Upon termination of this Data Processor Agreement, Data Processor shall, upon the Data Controller’s request, delete or destroy all copies of Personal Data stored on any computer or other device or which are otherwise in the Data Processor’s possession or control, except to the extent the Data Processor is required to retain such Personal Data by Applicable Law. The Data Processor shall, upon the Data Controller's request, at any time during the Term, make any and all Personal Data available to the Data Controller in a format reasonably requested by the Data Controller.
The Data Processor shall upon written request issue a written confirmation to the Data Controller, stating that either (a) all Personal Data has been returned and that Data Processor has not kept any copies, transcripts etc. of any Personal Data in any form, or (b) where Data Processor is required by Applicable Law to retain a copy of any Personal Data, the Personal Data to be retained, and the Applicable Law.

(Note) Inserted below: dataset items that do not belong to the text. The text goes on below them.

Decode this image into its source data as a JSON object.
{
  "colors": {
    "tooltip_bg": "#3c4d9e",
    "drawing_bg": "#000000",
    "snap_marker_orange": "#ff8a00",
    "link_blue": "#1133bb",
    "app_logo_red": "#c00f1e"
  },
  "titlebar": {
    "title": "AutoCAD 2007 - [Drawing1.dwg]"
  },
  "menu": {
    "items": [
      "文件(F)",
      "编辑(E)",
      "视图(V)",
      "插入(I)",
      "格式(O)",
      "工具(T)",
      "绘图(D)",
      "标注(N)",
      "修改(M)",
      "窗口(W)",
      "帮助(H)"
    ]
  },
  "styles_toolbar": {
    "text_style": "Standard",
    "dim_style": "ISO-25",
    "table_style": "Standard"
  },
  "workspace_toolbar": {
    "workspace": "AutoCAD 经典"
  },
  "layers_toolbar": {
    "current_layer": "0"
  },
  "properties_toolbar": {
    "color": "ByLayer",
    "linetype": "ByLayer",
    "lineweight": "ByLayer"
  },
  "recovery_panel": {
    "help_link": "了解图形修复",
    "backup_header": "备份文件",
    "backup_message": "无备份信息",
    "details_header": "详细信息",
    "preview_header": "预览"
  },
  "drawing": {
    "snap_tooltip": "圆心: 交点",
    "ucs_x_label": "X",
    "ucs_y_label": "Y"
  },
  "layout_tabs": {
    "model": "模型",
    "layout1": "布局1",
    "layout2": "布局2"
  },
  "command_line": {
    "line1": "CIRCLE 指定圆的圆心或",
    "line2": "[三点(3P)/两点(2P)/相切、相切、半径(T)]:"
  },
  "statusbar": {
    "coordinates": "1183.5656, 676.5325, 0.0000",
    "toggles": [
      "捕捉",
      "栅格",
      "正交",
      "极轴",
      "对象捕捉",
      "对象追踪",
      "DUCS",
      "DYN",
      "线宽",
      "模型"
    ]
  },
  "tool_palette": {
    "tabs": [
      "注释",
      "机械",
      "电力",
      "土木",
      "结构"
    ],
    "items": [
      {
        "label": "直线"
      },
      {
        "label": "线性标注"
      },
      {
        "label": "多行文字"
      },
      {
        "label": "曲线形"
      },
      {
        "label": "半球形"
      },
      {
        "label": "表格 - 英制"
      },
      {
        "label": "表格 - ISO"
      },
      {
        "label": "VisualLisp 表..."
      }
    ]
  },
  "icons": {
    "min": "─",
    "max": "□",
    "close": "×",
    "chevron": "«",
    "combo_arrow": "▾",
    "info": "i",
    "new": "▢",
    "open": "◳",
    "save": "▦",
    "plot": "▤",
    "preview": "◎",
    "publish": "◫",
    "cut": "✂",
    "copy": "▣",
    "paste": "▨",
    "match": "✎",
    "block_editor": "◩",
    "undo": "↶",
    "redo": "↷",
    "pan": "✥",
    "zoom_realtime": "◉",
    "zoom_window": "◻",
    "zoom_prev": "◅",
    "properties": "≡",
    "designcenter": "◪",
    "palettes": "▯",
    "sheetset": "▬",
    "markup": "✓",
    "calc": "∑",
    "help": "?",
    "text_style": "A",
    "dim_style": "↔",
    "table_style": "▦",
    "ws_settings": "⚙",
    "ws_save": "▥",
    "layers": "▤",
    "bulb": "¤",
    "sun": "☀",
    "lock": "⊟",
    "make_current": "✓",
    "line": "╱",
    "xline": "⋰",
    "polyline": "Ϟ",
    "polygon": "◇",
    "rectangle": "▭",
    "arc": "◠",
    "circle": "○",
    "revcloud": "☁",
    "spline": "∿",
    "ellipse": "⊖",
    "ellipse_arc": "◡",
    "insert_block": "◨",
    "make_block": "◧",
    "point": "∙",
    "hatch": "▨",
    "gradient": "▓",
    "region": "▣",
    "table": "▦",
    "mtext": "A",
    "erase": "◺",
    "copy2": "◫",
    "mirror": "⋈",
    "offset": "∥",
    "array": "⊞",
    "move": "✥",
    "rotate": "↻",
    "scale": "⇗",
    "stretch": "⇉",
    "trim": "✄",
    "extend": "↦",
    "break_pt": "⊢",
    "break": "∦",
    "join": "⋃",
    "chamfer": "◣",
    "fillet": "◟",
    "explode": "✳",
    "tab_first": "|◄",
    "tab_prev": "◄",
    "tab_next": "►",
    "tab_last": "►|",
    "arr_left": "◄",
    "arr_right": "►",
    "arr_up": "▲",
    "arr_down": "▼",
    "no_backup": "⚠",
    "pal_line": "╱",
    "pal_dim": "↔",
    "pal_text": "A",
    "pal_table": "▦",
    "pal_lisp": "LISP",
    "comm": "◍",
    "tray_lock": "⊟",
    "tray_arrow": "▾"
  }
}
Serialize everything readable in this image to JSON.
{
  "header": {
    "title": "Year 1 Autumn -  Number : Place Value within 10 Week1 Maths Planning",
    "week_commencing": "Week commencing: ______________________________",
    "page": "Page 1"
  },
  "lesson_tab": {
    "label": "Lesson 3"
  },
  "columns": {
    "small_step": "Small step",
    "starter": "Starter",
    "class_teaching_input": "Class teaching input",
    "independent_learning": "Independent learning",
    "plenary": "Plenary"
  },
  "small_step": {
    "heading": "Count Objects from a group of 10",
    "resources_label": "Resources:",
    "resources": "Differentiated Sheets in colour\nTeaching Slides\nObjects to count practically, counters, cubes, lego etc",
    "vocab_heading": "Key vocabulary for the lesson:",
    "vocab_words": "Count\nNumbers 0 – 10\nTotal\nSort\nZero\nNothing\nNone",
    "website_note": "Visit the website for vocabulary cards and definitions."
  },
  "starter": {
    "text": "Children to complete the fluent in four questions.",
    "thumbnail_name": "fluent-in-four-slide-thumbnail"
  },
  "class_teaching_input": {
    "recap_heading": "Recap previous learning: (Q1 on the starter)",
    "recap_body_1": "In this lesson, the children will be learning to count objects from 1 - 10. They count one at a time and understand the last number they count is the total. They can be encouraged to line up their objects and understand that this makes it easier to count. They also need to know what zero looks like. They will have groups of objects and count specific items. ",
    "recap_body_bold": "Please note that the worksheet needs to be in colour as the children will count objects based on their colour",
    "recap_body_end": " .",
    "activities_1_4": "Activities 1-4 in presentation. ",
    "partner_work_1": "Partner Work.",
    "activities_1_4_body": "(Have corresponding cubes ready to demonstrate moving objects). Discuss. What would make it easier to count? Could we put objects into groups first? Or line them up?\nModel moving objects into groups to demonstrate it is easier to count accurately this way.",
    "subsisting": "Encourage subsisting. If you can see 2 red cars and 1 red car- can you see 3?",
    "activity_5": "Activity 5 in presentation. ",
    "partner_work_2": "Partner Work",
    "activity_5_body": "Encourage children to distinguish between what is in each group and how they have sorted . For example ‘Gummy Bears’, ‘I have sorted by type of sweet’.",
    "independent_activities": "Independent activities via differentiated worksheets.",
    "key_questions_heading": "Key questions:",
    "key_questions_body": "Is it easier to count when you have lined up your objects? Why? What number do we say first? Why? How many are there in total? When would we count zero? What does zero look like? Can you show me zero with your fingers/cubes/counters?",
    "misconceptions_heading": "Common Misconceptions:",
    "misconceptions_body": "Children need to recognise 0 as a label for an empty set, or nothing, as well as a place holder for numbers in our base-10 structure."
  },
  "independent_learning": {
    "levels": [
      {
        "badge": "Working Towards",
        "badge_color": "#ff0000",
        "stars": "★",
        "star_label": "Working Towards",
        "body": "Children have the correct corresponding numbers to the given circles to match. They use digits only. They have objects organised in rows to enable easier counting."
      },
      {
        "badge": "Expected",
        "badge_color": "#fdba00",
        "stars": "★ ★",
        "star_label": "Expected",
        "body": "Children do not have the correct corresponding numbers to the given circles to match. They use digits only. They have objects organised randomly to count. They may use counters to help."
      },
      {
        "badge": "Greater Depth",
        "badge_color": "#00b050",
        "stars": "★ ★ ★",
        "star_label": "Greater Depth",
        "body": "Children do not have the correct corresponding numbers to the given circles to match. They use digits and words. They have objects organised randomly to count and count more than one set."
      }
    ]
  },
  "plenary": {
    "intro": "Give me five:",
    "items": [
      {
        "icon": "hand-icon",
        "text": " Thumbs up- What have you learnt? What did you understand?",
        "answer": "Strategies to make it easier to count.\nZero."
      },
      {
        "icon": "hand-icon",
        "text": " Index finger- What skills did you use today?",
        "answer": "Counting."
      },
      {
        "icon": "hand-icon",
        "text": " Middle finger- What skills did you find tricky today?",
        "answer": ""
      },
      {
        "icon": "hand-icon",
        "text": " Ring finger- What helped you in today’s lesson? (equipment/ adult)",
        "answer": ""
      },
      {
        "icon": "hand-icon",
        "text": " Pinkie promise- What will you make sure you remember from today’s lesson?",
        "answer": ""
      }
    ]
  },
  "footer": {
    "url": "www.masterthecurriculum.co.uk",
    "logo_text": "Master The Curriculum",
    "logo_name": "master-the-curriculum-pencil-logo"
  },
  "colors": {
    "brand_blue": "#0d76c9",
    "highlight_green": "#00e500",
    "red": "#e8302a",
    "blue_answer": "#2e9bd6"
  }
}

The Data Processor shall maintain secrecy concerning the Personal Data received from the Data Controller. This obligation shall apply also after the termination of this Data Processor Agreement.
The Data Processor shall therefore:
- limit the disclosure of, and access to, Personal Data to those of its personnel to whom such disclosure is necessary for processing Personal Data in accordance with this Data Processor Agreement;
- ensure that such personnel acknowledge that Personal Data shall be treated as confidential before it is imparted to them and ensure that such personnel are bound by obligations restricting use and disclosure of Personal Data equivalent to, but in any event no less strict, those set out in this Data Processor Agreement;
- instruct all such personnel that they shall not use such Personal Data for any purpose other than the fulfilment of this Data Processor Agreement and not to disclose Personal Data to third parties, without the prior written consent of the Data Controller; and
- use its best efforts to ensure that such personnel abide by such obligations.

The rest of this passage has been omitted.